2-year-old’s death sparks gun safety discussion
Luther Brown (Source: WAVE 3 News)
Luther Brown (Source: WAVE 3 News)
Barry Laws (Source: WAVE 3 News)
Barry Laws (Source: WAVE 3 News)

LOUISVILLE, KY (WAVE) – Luther Brown tries to find joy each day, as he shares a message striking so close to his heart.

"I give away gun locks because I think it's a very important tool to save the life of young people," he said.
Brown was running the Little Hands Little Feet gun safety program before his grandson was killed by a reckless gun user.

"My grandson baby Dre," Brown said. "It was senseless because he was special."
Brown believes 2-year-old Jordan Mefford was special too. Mefford was shot in the face Monday and died.

Mefford and his 3-year-old brother were the only ones in the room when the weapon fired. The gun was not in its safe.

RELATED STORY: Father identifies 2-year-old shooting victim

"That 2-year-old did not know how dangerous that 9-millimeter was," Brown said.

Every gun sold in the United States comes with a lock or some sort of safety device, but experts don't always recommend them because they can be tough to open.

It took WAVE 3 News reporter Jobina Fortson 11 seconds to open the gun lock. Eleven seconds can be a long time for someone using the gun for protection.

However, Openrange CEO Barry Laws said the keys to the lock can be an issue as well.
"The kid goes, 'Oh there's keys where's the lock?' They're going to go find the lock the key goes to and they're going to be in," Laws said.

Laws said the tradition lock is a good option if you don't plan to use the gun often.

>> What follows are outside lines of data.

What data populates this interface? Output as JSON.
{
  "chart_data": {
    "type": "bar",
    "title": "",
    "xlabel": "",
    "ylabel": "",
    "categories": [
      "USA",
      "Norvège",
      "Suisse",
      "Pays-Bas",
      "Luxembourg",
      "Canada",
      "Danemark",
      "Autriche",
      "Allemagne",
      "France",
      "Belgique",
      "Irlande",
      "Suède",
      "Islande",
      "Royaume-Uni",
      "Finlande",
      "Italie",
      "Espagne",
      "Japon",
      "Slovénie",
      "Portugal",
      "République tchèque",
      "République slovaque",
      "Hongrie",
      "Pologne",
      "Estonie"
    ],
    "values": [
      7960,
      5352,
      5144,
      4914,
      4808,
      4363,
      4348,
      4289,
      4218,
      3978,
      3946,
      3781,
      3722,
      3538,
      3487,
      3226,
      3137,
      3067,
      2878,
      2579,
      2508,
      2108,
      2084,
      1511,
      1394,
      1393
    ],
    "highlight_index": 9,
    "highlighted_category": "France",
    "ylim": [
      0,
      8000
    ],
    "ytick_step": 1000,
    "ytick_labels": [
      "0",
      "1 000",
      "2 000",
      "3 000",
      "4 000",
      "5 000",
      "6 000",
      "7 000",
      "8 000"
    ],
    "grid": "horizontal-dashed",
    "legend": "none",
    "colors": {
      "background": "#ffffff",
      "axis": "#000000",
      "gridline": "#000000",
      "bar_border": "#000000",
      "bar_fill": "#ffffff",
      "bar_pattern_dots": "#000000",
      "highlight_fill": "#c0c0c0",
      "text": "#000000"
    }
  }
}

However, for those that use their weapons more frequently Laws showed WAVE 3 News other options. 

"What I'm calling a finger safe or tactical safe, these typically once they're locked you need a code to get in," Laws said.

There are electronic options as well.

"The pro is when it works all you just need this card or something similar," Laws said.

However, a safe that can be opened using a magnetic card is easy for a kid to access too.

"This is my favorite because no kid will ever know what this is, it's called a book," Laws said as he showed off a safe hidden in a book.
There are endless options.
Laws, like Brown, said there is no excuse not to lock up guns.
"That's all this stuff is," Laws said. "It's insurance to protect your kids and why you wouldn't do that is very questionable."
Anyone can get free gun lock at their local Sheriff's Office.

On Tuesday, Aug. 8, a gun safety forum will be held at the West Broadway Church of Christ from 6 p.m. to 8 p.m.